Abstract

This paper draws from phenomenological research exploring the nature of relationships in education, collaborative research exploring alternative pedagogies in educational leadership programmes and postgraduate students’ experiences of leadership. These inquiries have been brought together with the aim of outlining two pedagogical approaches which evoke an appreciation of, and contemplative stance towards, the relational sensibilities within the lived experiences of practising, emergent and aspiring educational leaders. Relational sensitivity and sensibilities are essential to how leaders show what matters in their immediate context. Relational sensibilities appear to have an enduring and ontological presence within experiences of leadership. Examples include a leader’s attunement, nous, tact and improvisation. In addition, sensibilities include how leaders remain resolute having made a moral judgement. Two pedagogical approaches that deepen leader’s relational sensibilities are outlined.
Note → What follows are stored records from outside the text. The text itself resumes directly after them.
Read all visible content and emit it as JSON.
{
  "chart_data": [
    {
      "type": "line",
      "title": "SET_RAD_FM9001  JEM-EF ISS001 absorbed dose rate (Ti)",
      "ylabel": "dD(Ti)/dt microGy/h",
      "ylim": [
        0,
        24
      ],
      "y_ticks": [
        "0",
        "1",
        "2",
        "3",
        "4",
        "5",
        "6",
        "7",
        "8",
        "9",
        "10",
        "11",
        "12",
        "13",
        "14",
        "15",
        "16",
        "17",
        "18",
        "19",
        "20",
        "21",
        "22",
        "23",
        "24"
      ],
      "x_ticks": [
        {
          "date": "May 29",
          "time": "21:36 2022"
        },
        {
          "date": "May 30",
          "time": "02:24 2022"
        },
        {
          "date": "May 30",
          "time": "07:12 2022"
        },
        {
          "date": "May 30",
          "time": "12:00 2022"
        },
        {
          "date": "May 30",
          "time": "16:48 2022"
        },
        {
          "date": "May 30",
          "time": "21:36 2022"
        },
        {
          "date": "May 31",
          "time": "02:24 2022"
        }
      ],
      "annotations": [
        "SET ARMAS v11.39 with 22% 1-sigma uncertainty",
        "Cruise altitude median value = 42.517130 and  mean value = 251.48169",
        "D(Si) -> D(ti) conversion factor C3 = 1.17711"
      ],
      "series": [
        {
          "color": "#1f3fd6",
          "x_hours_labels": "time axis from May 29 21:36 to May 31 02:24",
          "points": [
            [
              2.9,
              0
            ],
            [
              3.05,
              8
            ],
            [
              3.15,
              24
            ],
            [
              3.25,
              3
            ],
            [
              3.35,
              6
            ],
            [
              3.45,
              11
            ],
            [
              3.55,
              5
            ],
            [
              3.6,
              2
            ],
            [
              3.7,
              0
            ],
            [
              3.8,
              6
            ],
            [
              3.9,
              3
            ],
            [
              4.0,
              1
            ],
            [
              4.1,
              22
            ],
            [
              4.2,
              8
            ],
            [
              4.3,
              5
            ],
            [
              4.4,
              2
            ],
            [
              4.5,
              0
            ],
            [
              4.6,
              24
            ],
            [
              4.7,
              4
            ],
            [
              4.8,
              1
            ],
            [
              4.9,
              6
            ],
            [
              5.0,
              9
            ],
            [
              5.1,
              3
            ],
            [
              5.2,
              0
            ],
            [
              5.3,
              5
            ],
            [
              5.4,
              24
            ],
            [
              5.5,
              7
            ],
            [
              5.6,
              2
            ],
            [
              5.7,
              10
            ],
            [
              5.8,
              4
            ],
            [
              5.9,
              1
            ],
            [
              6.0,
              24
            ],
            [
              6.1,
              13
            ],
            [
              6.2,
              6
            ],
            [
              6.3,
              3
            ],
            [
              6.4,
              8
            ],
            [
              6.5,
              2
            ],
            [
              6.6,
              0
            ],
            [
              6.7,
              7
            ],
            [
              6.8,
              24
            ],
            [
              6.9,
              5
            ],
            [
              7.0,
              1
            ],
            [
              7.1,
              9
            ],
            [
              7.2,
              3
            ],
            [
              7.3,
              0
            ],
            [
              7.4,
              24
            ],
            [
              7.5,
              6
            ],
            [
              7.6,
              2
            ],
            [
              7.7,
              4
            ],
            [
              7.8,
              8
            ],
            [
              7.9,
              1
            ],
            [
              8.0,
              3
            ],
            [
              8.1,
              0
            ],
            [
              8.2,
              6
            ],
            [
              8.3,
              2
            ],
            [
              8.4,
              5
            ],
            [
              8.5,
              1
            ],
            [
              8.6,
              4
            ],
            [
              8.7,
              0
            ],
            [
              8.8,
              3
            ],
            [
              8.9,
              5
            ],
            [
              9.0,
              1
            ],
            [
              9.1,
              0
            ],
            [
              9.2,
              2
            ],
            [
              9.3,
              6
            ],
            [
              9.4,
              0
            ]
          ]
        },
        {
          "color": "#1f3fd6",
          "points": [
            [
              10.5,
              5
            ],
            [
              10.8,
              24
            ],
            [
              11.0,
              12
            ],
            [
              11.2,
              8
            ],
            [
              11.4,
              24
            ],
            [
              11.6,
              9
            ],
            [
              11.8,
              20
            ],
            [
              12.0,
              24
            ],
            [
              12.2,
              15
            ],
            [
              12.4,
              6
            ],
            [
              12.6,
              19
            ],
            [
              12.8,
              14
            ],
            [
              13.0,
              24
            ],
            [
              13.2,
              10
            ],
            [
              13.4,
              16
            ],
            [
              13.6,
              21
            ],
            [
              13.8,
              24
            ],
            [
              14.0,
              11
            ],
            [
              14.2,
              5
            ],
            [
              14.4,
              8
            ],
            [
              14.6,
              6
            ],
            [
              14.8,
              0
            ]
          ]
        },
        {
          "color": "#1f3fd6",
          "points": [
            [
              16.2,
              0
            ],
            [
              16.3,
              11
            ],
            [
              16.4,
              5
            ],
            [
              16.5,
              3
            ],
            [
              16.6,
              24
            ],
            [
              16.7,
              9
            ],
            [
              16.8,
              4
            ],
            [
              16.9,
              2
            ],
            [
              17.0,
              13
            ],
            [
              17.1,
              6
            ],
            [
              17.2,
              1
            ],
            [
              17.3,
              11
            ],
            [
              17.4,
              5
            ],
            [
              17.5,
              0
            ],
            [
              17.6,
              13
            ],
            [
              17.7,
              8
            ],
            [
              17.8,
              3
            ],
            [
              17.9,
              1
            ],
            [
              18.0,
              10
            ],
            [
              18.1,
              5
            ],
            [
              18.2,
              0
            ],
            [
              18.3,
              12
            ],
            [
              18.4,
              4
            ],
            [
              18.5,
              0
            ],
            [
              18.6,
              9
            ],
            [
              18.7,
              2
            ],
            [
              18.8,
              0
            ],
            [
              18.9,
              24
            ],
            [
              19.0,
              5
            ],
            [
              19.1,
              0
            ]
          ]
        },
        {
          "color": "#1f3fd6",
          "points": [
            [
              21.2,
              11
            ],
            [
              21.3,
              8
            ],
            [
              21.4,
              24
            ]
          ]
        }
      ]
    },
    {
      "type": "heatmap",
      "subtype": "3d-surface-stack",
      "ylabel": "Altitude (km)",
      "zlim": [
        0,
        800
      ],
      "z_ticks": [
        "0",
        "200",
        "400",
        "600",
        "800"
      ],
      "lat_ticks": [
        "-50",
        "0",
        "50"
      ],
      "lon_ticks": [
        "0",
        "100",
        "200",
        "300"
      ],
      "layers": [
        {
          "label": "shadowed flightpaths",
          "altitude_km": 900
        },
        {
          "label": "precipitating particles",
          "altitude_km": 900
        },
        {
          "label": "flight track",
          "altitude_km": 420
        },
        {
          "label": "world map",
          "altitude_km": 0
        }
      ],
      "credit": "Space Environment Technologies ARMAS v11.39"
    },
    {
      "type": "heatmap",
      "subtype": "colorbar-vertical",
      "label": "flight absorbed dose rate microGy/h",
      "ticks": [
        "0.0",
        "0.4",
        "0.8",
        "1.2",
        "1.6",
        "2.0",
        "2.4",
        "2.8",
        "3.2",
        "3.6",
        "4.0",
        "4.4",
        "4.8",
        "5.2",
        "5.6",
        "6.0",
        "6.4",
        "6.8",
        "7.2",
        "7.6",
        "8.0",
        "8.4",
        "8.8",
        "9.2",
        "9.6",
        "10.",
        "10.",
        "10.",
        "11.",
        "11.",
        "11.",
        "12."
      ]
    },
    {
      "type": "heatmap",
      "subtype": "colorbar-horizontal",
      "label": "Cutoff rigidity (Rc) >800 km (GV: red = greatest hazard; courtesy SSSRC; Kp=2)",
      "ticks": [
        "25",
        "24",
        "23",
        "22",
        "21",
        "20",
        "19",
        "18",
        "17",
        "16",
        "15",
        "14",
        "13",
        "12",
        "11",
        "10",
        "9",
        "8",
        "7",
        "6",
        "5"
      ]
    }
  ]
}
One includes the interpretive and hermeneutic use of experiential stories in inquiries of leadership as a phenomenon. A second pedagogical approach, an appreciative appraisal, involves the application of Appreciative Inquiry to the life-centric nature of an individual’s professional practice. It is critically important that leadership courses engage leaders in pedagogical approaches that engender a deepening appreciation of relational sensibilities in their everyday lives. This concern underpins the need for those in leadership to revisit their everyday humanity as this leads to action sensitive praxis.